Gejala difteri pertamakali dilaporkan oleh Hippocrates pada abad 5 Sm. Menurut sejarah, difteri merupakan penyebab kematian anak yang terbanyak. Kuman difteri diidentifikasi pertama kali oleh F. Loeffler, dan antitoksin untuk penanggulangan gejala difteri ditemukan dan dibuat pada sekitar tahun 1890. Menurut laporan World Health Organization (WHO) tercatat lebih dari 157.000 kasus dan 5.000 kematian karena difteri.
Difteri mengambil nama dari kulit diphtera arti kata Yunani dan diberi nama pada tahun 1826 oleh dokter Prancis Pierre Bretonneau. Hal ini karena mengacu pada membran, kasar selubung seperti yang tumbuh di tenggorokan, amandel dan di hidung. Hal ini sebelumnya dianggap sebagai salah satu penyakit yang paling ditakuti, dengan sering skala besar wabah di koloni-koloni New England antara 1735 dan 1740. Dikatakan bahwa penyakit itu menewaskan sebanyak 80% anak di bawah 10 tahun.
Statistik menunjukkan bahwa pada tahun 1920 ada sekitar 100.000 sampai 200.000 diperkirakan kasus difteri per tahun di Amerika Serikat, dengan 13.000 hingga 15.000.
 Gejala diawali dengan nyeri tenggorokan ringan dan nyeri menelan. Pada anak tak jarang diikuti demam, mual, muntah, menggigil dan sakit kepala. Pembengkakan kelenjar getah bening di leher sering terjadi. Biasanya bakteri berkembangbiak pada atau di sekitar permukaan selaput lendir mulut atau tenggorokan dan menyebabkan peradangan. Bila bakteri sampai ke hidung, hidung akan meler. Peradangan bisa menyebar dari tenggorokan ke pita suara (laring) dan menyebabkan pembengkakan sehingga saluran udara menyempit dan terjadi gangguan pernafasan.
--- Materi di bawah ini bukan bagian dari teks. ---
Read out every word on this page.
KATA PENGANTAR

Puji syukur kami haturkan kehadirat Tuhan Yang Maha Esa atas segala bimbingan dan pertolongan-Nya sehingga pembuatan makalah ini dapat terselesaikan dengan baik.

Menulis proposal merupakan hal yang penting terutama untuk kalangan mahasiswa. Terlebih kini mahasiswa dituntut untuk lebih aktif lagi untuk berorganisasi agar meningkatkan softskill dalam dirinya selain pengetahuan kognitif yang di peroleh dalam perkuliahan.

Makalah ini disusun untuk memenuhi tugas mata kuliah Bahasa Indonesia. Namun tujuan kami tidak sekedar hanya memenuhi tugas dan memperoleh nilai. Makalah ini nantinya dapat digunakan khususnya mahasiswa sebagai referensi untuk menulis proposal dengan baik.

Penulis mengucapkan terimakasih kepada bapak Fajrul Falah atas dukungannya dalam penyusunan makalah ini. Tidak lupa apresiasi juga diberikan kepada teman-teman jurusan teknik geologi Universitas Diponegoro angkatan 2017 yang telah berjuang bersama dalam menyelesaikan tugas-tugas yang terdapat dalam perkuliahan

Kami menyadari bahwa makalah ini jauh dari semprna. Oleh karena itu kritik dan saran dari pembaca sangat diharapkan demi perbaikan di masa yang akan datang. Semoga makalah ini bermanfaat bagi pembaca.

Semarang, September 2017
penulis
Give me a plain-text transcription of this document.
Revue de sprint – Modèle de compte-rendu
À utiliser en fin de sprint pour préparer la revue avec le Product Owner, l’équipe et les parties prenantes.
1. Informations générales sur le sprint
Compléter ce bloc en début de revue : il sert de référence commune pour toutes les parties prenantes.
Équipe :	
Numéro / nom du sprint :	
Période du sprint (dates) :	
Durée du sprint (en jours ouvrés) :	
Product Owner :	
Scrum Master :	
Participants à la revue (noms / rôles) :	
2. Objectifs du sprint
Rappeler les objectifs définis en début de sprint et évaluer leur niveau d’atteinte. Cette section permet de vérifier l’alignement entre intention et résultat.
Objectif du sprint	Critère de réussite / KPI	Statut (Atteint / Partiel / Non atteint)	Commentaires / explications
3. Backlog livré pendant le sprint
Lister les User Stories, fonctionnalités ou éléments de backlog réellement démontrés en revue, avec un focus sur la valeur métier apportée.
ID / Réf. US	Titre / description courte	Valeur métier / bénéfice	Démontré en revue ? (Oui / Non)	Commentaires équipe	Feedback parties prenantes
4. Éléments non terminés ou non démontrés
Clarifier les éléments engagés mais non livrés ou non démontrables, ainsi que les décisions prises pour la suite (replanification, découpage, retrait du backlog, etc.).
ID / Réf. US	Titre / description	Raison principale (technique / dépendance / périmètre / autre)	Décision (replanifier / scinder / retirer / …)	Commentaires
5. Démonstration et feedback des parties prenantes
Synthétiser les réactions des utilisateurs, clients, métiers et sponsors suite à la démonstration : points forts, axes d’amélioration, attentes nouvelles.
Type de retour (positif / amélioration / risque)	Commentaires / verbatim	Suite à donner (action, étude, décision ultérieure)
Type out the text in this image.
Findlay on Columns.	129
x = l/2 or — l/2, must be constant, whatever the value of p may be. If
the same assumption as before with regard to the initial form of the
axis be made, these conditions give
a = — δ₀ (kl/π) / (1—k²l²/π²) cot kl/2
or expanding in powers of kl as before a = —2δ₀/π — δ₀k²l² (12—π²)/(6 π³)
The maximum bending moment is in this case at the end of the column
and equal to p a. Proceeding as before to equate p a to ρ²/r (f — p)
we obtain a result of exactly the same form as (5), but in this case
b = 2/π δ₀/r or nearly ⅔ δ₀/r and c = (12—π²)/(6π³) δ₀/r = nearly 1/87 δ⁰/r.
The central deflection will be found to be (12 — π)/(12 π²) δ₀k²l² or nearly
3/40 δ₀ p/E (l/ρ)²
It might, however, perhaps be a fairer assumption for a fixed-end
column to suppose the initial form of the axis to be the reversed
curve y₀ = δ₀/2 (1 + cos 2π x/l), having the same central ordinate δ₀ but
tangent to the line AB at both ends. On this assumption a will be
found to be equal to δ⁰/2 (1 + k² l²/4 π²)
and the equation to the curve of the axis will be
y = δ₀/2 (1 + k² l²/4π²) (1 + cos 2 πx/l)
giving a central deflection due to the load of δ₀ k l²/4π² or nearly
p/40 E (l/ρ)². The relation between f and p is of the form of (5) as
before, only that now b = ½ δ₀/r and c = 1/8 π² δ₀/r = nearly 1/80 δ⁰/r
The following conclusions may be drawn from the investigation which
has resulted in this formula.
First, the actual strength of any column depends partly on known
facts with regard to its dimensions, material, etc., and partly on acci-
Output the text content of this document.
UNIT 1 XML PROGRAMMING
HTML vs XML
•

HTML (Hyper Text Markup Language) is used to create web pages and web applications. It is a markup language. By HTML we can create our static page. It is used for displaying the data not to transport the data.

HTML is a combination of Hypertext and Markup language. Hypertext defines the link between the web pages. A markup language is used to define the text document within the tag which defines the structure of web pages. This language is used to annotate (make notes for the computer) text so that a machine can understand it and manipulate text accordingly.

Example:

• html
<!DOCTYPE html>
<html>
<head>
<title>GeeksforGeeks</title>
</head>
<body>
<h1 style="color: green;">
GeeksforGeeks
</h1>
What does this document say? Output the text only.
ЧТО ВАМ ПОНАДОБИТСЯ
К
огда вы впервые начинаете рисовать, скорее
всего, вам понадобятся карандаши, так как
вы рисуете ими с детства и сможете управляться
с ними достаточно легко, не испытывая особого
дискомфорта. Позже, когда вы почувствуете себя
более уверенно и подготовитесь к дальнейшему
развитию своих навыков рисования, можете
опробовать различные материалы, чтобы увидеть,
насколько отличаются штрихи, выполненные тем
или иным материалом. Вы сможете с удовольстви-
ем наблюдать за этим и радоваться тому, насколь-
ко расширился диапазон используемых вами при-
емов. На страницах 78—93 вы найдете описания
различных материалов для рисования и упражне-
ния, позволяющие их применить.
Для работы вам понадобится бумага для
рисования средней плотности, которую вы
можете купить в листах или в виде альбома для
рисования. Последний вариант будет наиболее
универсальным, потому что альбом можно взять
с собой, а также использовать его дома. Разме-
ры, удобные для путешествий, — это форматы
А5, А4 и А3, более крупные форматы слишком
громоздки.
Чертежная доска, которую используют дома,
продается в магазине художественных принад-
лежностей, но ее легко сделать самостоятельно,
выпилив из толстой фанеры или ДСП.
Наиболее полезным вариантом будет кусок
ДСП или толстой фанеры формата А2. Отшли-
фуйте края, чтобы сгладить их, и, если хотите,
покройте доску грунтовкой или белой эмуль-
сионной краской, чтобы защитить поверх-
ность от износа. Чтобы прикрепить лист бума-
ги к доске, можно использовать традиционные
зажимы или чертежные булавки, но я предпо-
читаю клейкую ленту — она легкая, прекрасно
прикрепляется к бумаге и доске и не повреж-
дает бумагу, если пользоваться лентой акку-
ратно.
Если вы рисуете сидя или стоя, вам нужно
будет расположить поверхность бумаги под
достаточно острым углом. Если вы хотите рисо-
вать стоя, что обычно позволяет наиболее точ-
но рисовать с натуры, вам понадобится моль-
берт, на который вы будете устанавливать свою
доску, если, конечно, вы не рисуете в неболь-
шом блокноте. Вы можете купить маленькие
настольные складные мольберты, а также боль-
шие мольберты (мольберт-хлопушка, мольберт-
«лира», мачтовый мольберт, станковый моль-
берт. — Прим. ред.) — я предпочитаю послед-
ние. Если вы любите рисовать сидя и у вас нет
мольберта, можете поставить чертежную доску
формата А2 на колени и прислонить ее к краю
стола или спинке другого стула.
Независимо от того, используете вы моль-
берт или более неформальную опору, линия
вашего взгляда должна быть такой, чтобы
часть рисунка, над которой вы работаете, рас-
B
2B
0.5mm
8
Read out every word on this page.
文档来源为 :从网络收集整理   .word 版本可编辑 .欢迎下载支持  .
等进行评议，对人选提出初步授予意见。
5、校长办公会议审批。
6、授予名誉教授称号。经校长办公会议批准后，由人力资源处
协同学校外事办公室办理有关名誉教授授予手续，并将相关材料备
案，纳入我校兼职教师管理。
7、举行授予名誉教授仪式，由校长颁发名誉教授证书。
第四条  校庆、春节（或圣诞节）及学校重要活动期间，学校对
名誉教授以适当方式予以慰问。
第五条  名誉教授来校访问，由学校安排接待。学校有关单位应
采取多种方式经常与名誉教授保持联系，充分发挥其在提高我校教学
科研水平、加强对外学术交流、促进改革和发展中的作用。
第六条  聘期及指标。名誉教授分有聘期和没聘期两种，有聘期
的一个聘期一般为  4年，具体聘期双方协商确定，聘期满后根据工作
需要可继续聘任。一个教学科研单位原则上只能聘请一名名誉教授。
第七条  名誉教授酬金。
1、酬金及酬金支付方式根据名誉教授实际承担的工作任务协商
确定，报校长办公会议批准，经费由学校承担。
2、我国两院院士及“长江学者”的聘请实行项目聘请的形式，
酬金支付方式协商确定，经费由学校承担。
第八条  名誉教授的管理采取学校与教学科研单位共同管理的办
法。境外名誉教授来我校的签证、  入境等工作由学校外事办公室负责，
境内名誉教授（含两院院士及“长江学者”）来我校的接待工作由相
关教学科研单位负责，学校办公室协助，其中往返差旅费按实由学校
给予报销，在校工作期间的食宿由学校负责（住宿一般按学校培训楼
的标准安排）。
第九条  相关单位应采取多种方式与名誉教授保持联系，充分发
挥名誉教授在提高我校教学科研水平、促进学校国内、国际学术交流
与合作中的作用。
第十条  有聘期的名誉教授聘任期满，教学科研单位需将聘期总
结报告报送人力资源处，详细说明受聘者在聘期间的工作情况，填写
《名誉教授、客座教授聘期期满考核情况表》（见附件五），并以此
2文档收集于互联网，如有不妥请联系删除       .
Bakteri ini ditularkan melalui percikan ludah dari batuk penderita atau benda maupun makanan yang telah terkontaminasi oleh bakteri. Ketika telah masuk dalam tubuh, bakteri melepaskan toksin atau racun. Toksin ini akan menyebar melalui darah dan bisa menyebabkan kerusakan jaringan di seluruh tubuh, terutama jantung dan saraf.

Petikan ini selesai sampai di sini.